À onze heures, on s’arrète pour déjeuner dans une enceinte bordée de rocs nus, couronnée de glaciers, et traversée par un torrent sur le bord duquel on s’assied. Air pur et vif. Sévère salle à manger. On déjeune de bon appétit, et, après une demi-heure de halte, on part pour l’ascension à pied, avec deux guides. La scène devient plus âpre ; nous arrivons au lac Bleu, petit, tout à fait dans la solitude sauvage des hautes cimes ; entouré par une espèce de cirque couronné de neige, encore glacé en partie et recouvert de neige ; le reste de la surface d’une teinte très-bleue ; les bords se reflètent délicieusement dans cette eau calme et engourdie, où ils prennent des teintes adoucies, extrêmement délicates. Descendus jusque sur un petit rocher aigu et menaçant pour contempler un magnifique spectacle au-dessous de nous.

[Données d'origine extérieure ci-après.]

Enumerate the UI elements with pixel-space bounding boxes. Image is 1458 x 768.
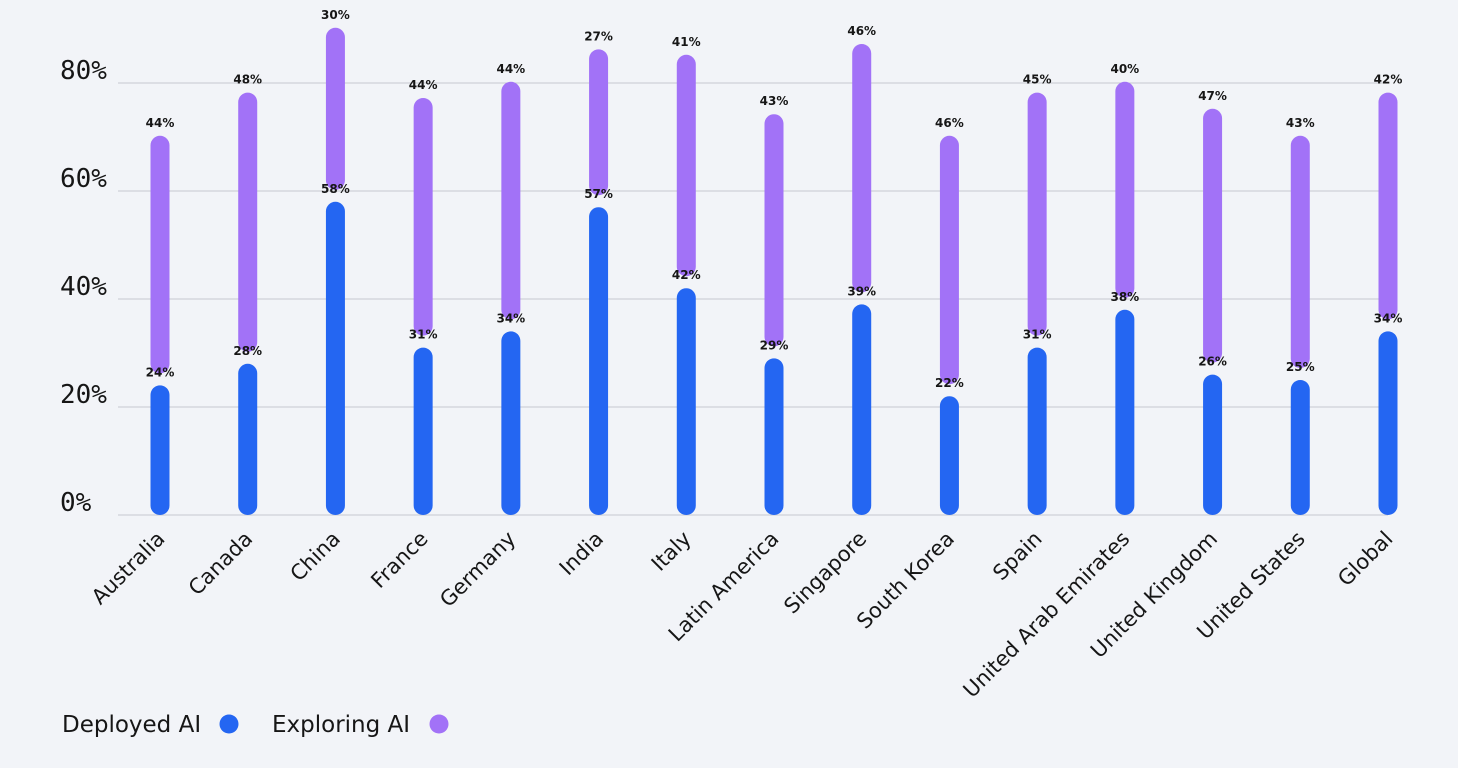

Le lac Vert, divisé en trois par une langue de terre qui s’avance et s’élargit au milieu, dort à pic loin au-dessous de nos pieds sur une plate-forme inférieure de la montagne ; au delà, la vue s'étend dans l’espace, et embrasse une partie de la chaîne. Nous descendons à gauche par un chemin extrêmement difficile, sorte de ravin à peu près à pic, rempli d'une coulée de pierres roulantes qui s'éboulent sous le pied, et tombent sur ceux qui marchent devant ; chemin à peine praticable aux chèvres. C'est très-beau et très-amusant, mais pénible.

On remonte un peu pour arriver au lac Charles, situé immédiatement au-dessus du lac Vert, et au-dessous du lac Bleu. Ce lac est dans un bassin, dont il emplit toute la profondeur, et parfaitement arrondi et régulier. Il est encore couvert de glace. L’aspect est d’une sévérité imposante. Des teintes d’un rose vif sont répandues sur toutes les lignes des sommets nus. Descendus au déversoir du lac jusqu’au dessus de l’endroit où l’eau tombe en cascade pour couler dans le lac inférieur. Bu avec délices de cette eau fraîche, et remis en marche. Nous suivons une pente très-roide. On pose le pied sur des entailles dans le roc, mais qui sont solides ; dès que le pied est assuré et qu’on n’a pas le vertige, ce n’est pas malaisé. Magnifique passage. Immédiatement au-dessous de soi, l’abîme au fond duquel est le lac Vert. Tout en assurant ses pas.